Letter to the Editor
Letters to the Editor
Emergency Medicine News welcomes letters to the editor about any subject related to emergency medicine. Please limit your letter to 250 words, and include your full name, credentials, and city and state of residence or practice.
Letters may be edited for content, length, and grammar. Submission of a letter constitutes the author's permission to publish on all media, including print, online, and social media, but does not guarantee publication. Letters express the views of the authors and do not necessarily reflect those of Emergency Medicine News and Wolters Kluwer.
Letters to the editor may be sent to firstname.lastname@example.org.
I share Dr. Robert Baron's frustration with frequent interruptions and distractions; they are a significant (if unmeasurable) contributor to medical error in the ED. (“Give EPs Back Their Quiet Space to Think,” [letter] EMN 2019;41:25; http://bit.ly/2tibYtN.) Communication is important, but more isn't necessarily better. Private physician dictation rooms are a luxury we're no longer provided. My personal solution is a computer on wheels.
When our group transitioned to pods, I soon realized that constantly being in the staff's line of sight drastically increased my interruptions. I started pushing a computer into the room with me. When staff had to start leaving their chairs to track me down, it cut those interruptions dramatically without sacrificing safety. If it's really important, they come find me!

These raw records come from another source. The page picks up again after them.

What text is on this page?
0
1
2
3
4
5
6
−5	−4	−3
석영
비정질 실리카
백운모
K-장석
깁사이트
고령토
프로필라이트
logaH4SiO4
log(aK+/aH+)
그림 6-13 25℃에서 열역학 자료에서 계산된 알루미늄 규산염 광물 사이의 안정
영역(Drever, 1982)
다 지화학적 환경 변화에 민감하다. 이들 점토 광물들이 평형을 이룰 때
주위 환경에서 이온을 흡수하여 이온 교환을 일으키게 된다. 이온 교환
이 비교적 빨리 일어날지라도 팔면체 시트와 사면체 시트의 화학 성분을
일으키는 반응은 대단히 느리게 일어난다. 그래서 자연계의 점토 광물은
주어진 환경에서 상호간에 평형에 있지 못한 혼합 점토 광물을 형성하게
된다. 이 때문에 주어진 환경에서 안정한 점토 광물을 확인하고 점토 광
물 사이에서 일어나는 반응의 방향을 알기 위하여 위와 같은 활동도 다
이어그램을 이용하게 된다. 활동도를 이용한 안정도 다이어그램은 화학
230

It's more efficient when I enter my orders at the bedside because I don't have to run back when I forgot to ask about allergies. I can review the old chart, which leads to crucially pertinent questions, and enter the HPI in real time. I sit while doing it, so I end up spending a lot more time with patients and family. They love it, and I can be productive if they start to ramble. This has truly been a game-changer in efficiency and patient satisfaction. When I need quiet time to think, I park in the hallway away from the hubbub of the nurse's station.